This repository hosts the source code and documents for the CS 403 course project. In this project, different SVM variants are trained and tested on five Keel datasets - binary class imbalanced datasets. Support Vector Machine (SVM), Least Squares Support Vector Machine (LSSVM), and Improved Density-based Least Squares Support Vector Machine with Class-Imbalanced Learning (IDLSSVM-CIL) are compared with and without the utilization of oversampling & undersampling techniques. Additionally, we will evaluate the effectiveness of the different sampling methods discussed. Hence this github repo is the code implementation of the IDLSSVM-CIL algorithm proposed by Hazarika et al
- CS_403_inference_script.ipynb: This notebook contains Python code to obtain test result parameters using different KEEL datasets, sampling methods, SVM variants, and the corresponding hyperparameters.

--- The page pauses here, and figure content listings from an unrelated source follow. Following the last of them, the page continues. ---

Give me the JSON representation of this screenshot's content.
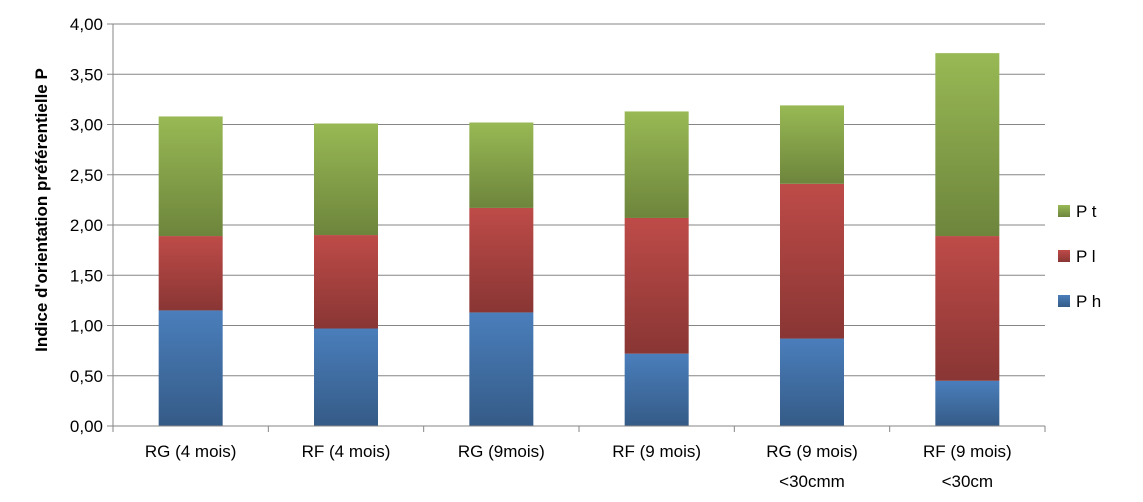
{
  "chart_data": {
    "type": "bar",
    "stacked": true,
    "ylabel": "Indice d'orientation préférentielle P",
    "xlabel": "",
    "ylim": [
      0,
      4
    ],
    "yticks": [
      "0,00",
      "0,50",
      "1,00",
      "1,50",
      "2,00",
      "2,50",
      "3,00",
      "3,50",
      "4,00"
    ],
    "grid": true,
    "legend_position": "right",
    "categories": [
      [
        "RG (4 mois)"
      ],
      [
        "RF (4 mois)"
      ],
      [
        "RG (9mois)"
      ],
      [
        "RF (9 mois)"
      ],
      [
        "RG (9 mois)",
        "<30cmm"
      ],
      [
        "RF (9 mois)",
        "<30cm"
      ]
    ],
    "series": [
      {
        "name": "P h",
        "color": "#4a7ebb",
        "values": [
          1.15,
          0.97,
          1.13,
          0.72,
          0.87,
          0.45
        ]
      },
      {
        "name": "P l",
        "color": "#be4b48",
        "values": [
          0.74,
          0.93,
          1.04,
          1.35,
          1.54,
          1.44
        ]
      },
      {
        "name": "P t",
        "color": "#98b954",
        "values": [
          1.19,
          1.11,
          0.85,
          1.06,
          0.78,
          1.82
        ]
      }
    ]
  }
}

- CS_403_generate_results.ipynb: This notebook contains Python code to generate a CSV result file for all the five KEEL datasets, under and over-sampling methods, SVM variants, and their respective parameters.
- IDLSSVM-CIL_Calculation.pdf: This document elucidates the calculations for IDLSSVM-CIL's fit and predict functions.
- project_proposal.pdf: The project proposal as submitted on 26th March 2024.
- project_report.pdf: The project report as submitted on 2nd May 2024.
- project_results.csv: This CSV file serves as a template to generate results and is used in CS_403_generate_results.ipynb.
- results_table_and_plots.xlsx: An Excel sheet containing all the analysis, including tables and plots of the results obtained.
- keel_datasets: This folder contains the .dat files of the five imbalanced KEEL datasets as used in the Density-weighted SVM for binary class imbalance learning (DSVM-CIL) paper (link).
All code notebooks include instructions on how to run them properly. The above resources are also uploaded here.